The question gets complicated, though, when we’re talking about which authority we should take when it comes to knowing about natural phenomena: should we take scientific authority, whose domain it is to deal with nature, or Scriptural authority, whose domain it is to deal with… what exactly? Does Scripture deal solely with the spiritual? Ought we trust Scripture to tell us truth about the natural world more than we trust science to do so? The study of natural phenomena, while informed by Scripture, is probably not the main kind of knowledge Scripture is concerned with. So Gungor’s distinction is understandable––Scripture is not a collection of scientific data, per se, and we should interpret each book with its individual genre as well as the context of the whole Bible in mind. This can be a slippery slope, though: if we invalidate the historicity of the Genesis origins account, for instance, our theology will be thrown out of whack. Science can tell us directly and explicitly about natural phenomena, but only Scripture can tell us that directly and explicitly about God and his works. And the creation of the universe is a very special work of God, its theological significance rooted in historical facts.

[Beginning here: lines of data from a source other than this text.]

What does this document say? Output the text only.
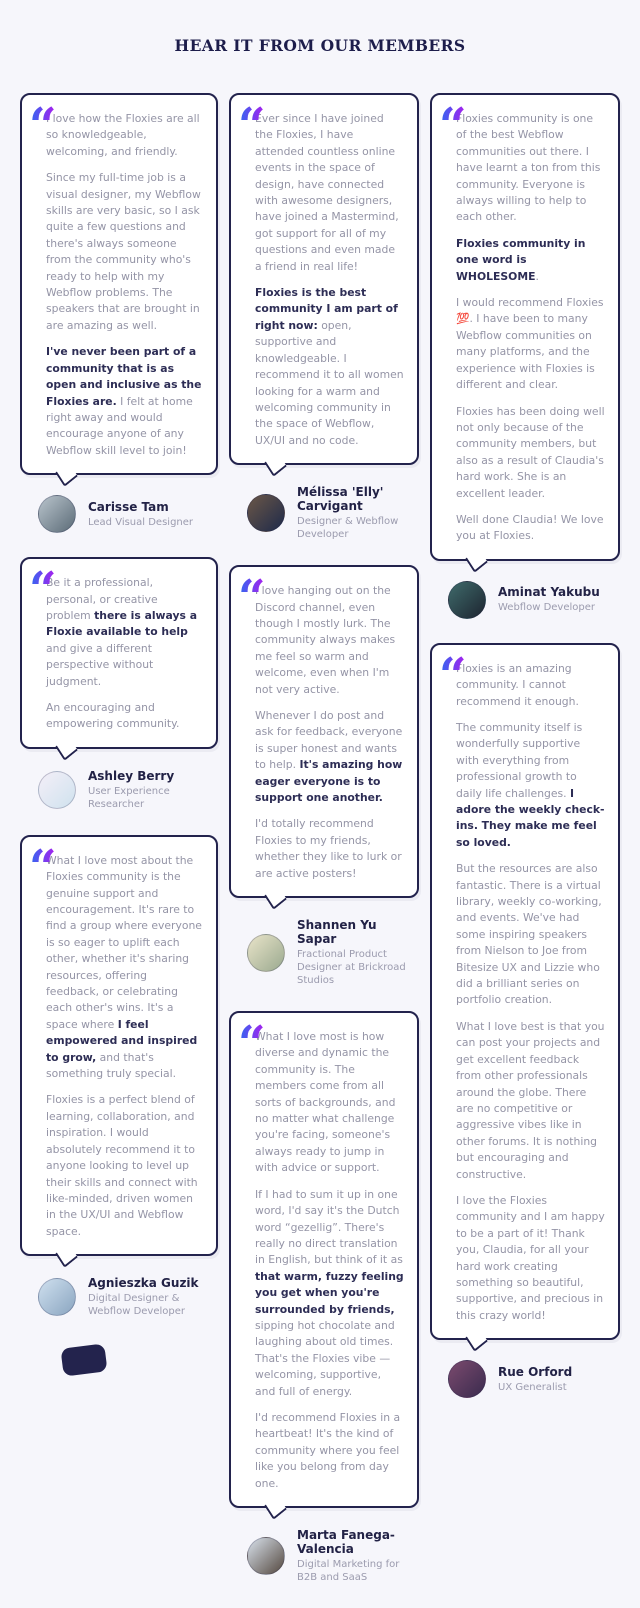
HEAR IT FROM OUR MEMBERS
“

I love how the Floxies are all so knowledgeable, welcoming, and friendly.

Since my full-time job is a visual designer, my Webflow skills are very basic, so I ask quite a few questions and there's always someone from the community who's ready to help with my Webflow problems. The speakers that are brought in are amazing as well.

I've never been part of a community that is as open and inclusive as the Floxies are. I felt at home right away and would encourage anyone of any Webflow skill level to join!

Carisse Tam
Lead Visual Designer
“

Be it a professional, personal, or creative problem there is always a Floxie available to help and give a different perspective without judgment.

An encouraging and empowering community.

Ashley Berry
User Experience Researcher
“

What I love most about the Floxies community is the genuine support and encouragement. It's rare to find a group where everyone is so eager to uplift each other, whether it's sharing resources, offering feedback, or celebrating each other's wins. It's a space where I feel empowered and inspired to grow, and that's something truly special.

Floxies is a perfect blend of learning, collaboration, and inspiration. I would absolutely recommend it to anyone looking to level up their skills and connect with like-minded, driven women in the UX/UI and Webflow space.

Agnieszka Guzik
Digital Designer & Webflow Developer
“

Ever since I have joined the Floxies, I have attended countless online events in the space of design, have connected with awesome designers, have joined a Mastermind, got support for all of my questions and even made a friend in real life!

Floxies is the best community I am part of right now: open, supportive and knowledgeable. I recommend it to all women looking for a warm and welcoming community in the space of Webflow, UX/UI and no code.

Mélissa 'Elly' Carvigant
Designer & Webflow Developer
“

I love hanging out on the Discord channel, even though I mostly lurk. The community always makes me feel so warm and welcome, even when I'm not very active.

Whenever I do post and ask for feedback, everyone is super honest and wants to help. It's amazing how eager everyone is to support one another.

I'd totally recommend Floxies to my friends, whether they like to lurk or are active posters!

Shannen Yu Sapar
Fractional Product Designer at Brickroad Studios
“

What I love most is how diverse and dynamic the community is. The members come from all sorts of backgrounds, and no matter what challenge you're facing, someone's always ready to jump in with advice or support.

If I had to sum it up in one word, I'd say it's the Dutch word “gezellig”. There's really no direct translation in English, but think of it as that warm, fuzzy feeling you get when you're surrounded by friends, sipping hot chocolate and laughing about old times. That's the Floxies vibe — welcoming, supportive, and full of energy.

I'd recommend Floxies in a heartbeat! It's the kind of community where you feel like you belong from day one.

Marta Fanega-Valencia
Digital Marketing for B2B and SaaS
“

Floxies community is one of the best Webflow communities out there. I have learnt a ton from this community. Everyone is always willing to help to each other.

Floxies community in one word is WHOLESOME.

I would recommend Floxies 💯. I have been to many Webflow communities on many platforms, and the experience with Floxies is different and clear.

Floxies has been doing well not only because of the community members, but also as a result of Claudia's hard work. She is an excellent leader.

Well done Claudia! We love you at Floxies.

Aminat Yakubu
Webflow Developer
“

Floxies is an amazing community. I cannot recommend it enough.

The community itself is wonderfully supportive with everything from professional growth to daily life challenges. I adore the weekly check-ins. They make me feel so loved.

But the resources are also fantastic. There is a virtual library, weekly co-working, and events. We've had some inspiring speakers from Nielson to Joe from Bitesize UX and Lizzie who did a brilliant series on portfolio creation.

What I love best is that you can post your projects and get excellent feedback from other professionals around the globe. There are no competitive or aggressive vibes like in other forums. It is nothing but encouraging and constructive.

I love the Floxies community and I am happy to be a part of it! Thank you, Claudia, for all your hard work creating something so beautiful, supportive, and precious in this crazy world!

Rue Orford
UX Generalist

It makes sense to trust that God’s explicit words to us in his special revelation will tell us more truth about reality than what we seek to discover on our own resources (granted, the resources God gave us to do so––like the ability to do scientific inquiry). Why? Because reality is not only material conditions. It makes sense to look to the author of Scripture for the most definitive, reliable knowledge about reality because he is also the author of all reality––he spoke it all into existence, speaks it all together for sustained existence, and will speak it all anew one day. It’s his direct Word we Christians should trust above all other sources of knowledge––his Word is the ultimate authority on reality.